9 Tips for Owning Your “Feh” Mood

Caveat: For those of you who wish to get out of an icky, “off,” funky mood, please pick up any women’s magazine for suggestions. This article is intended strictly as a guide for your care and maintenance while you go through a funk.

1. First, assess. Is this, in fact, a “feh” period, or is it something more serious? Use my handy “5, 5, or 5” guide, which is not recommended by any medical association: If you’ve been feeling kind of low for about five hours or five days, this is just a funk. If it’s been going on for five years or more, this is likely not a funk but a serious depression for which you should seek professional help.

2. Stay comfortable. Once you’ve ascertained that this is, in fact, a mere funk, there is no need to progress from pajamas to street clothes.

3. To shower or not to shower? The funk-afflicted can find getting clean to be a Herculean effort. When pondering whether you have the strength to do this, ask yourself: Do I live with someone I love and whom I want to continue loving me? If the answer is yes, shower. If you live alone but wish not to add to your list of things that are funking you out, perhaps you should consider making the effort anyway. Feeling bad is one thing; smelling bad is worse.

4. Be honest. When people ask how you’re doing, tell them: “Feh.” There’s no need to lie and say “Fine!” when you know very well that you’re not fine. You own that funk, honey.

5. Eat. There’s no point in being down and hungry.
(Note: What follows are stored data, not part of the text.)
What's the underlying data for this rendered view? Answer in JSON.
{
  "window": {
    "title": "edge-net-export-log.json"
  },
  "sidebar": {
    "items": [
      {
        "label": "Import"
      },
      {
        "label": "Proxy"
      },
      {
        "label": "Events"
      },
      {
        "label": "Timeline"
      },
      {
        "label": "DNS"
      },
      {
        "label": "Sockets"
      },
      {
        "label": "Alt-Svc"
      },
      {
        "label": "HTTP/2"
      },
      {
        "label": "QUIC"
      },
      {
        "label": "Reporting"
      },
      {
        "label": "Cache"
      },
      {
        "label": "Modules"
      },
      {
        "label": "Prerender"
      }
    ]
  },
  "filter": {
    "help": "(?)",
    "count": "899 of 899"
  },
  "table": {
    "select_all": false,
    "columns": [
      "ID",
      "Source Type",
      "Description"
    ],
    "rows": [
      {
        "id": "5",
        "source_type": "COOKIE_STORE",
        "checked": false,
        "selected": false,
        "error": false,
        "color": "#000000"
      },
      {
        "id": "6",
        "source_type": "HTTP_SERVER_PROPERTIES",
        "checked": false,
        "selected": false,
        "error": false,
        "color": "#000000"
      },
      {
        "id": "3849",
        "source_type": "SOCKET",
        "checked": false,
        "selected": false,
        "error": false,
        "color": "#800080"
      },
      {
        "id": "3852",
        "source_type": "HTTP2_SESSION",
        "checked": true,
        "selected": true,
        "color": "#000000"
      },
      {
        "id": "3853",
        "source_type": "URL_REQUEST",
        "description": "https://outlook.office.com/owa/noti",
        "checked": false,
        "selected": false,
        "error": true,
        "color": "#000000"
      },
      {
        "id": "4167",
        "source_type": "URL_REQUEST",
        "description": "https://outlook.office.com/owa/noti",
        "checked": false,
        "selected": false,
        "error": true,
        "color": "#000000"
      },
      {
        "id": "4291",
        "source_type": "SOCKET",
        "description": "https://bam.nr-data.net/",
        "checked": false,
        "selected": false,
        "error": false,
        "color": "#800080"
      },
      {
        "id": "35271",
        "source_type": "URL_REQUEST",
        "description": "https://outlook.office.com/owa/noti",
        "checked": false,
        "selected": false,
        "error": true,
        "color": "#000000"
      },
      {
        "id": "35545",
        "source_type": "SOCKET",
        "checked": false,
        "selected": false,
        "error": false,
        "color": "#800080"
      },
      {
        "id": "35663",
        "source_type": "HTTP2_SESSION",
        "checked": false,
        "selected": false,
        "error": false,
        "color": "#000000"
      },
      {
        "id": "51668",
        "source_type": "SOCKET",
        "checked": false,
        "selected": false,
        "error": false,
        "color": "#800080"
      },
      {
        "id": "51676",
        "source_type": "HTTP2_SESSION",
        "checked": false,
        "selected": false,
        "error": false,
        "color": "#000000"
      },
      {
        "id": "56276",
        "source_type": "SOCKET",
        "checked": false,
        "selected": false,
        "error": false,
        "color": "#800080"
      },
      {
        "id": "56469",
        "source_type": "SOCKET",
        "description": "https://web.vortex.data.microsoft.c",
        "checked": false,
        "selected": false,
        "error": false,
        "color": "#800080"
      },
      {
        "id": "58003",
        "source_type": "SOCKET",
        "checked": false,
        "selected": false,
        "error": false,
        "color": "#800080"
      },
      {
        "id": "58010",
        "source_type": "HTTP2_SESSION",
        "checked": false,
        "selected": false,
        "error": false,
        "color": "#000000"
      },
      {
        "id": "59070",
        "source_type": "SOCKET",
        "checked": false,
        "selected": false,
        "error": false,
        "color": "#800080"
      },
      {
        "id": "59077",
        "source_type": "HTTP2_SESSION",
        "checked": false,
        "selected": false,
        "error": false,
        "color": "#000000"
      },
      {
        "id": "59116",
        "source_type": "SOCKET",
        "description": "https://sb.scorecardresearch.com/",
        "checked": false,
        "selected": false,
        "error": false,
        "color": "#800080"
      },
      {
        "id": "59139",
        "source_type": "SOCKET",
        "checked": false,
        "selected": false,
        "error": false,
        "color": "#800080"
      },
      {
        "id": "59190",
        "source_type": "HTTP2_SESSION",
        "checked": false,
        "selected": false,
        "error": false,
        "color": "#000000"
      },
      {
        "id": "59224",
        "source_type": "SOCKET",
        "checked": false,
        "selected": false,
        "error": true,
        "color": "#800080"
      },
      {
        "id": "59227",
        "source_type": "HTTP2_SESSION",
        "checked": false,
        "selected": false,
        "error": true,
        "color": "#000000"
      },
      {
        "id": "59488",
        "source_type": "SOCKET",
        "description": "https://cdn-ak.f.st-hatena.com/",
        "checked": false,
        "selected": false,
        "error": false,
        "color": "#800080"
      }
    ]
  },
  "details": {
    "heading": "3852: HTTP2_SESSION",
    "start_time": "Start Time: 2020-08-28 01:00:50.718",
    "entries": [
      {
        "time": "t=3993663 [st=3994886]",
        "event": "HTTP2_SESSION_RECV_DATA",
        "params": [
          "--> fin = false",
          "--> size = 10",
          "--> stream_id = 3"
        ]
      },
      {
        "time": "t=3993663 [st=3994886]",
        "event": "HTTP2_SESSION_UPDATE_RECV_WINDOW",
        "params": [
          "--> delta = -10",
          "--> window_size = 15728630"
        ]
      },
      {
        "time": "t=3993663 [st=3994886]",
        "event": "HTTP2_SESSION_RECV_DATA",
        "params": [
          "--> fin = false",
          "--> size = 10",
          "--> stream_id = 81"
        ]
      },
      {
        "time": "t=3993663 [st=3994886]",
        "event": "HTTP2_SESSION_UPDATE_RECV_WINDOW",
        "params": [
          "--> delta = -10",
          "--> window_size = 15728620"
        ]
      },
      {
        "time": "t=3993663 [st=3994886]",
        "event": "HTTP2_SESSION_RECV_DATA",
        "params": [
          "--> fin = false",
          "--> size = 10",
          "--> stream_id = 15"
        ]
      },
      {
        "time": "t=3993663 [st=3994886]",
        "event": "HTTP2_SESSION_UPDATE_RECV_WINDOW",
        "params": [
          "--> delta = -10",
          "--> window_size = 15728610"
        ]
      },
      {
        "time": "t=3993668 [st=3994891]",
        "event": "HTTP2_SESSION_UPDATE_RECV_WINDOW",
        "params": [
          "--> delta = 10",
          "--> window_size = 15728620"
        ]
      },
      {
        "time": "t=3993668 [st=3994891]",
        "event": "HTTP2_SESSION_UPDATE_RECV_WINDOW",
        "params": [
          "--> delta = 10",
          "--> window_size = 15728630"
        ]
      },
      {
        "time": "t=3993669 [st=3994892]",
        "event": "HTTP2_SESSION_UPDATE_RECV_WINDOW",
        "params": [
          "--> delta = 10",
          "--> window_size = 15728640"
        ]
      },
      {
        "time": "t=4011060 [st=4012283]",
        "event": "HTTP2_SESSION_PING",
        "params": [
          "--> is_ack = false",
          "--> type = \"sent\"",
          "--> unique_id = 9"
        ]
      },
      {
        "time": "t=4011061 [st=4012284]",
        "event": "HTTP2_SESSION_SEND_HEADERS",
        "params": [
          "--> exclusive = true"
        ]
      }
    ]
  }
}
Put something in your belly, and make it something nice. Try to stay away from too much sugar, though; that’ll just bring on The Blues, which is the next stage down from Feh.

6. Funky loves company. Invite a friend in a similarly “feh” emotional state over to watch reality TV, so you can watch miserable people together. Perhaps you can watch The Biggest Loser while sharing a large vegetable pizza. That way, you can congratulate yourselves on making the first steps toward positivity by eating your veggies.

7. I’m sorry, but being in a funk myself right now, I’ve run out of steam and tips. I hope your funk is meaningful and brief (see tip #1).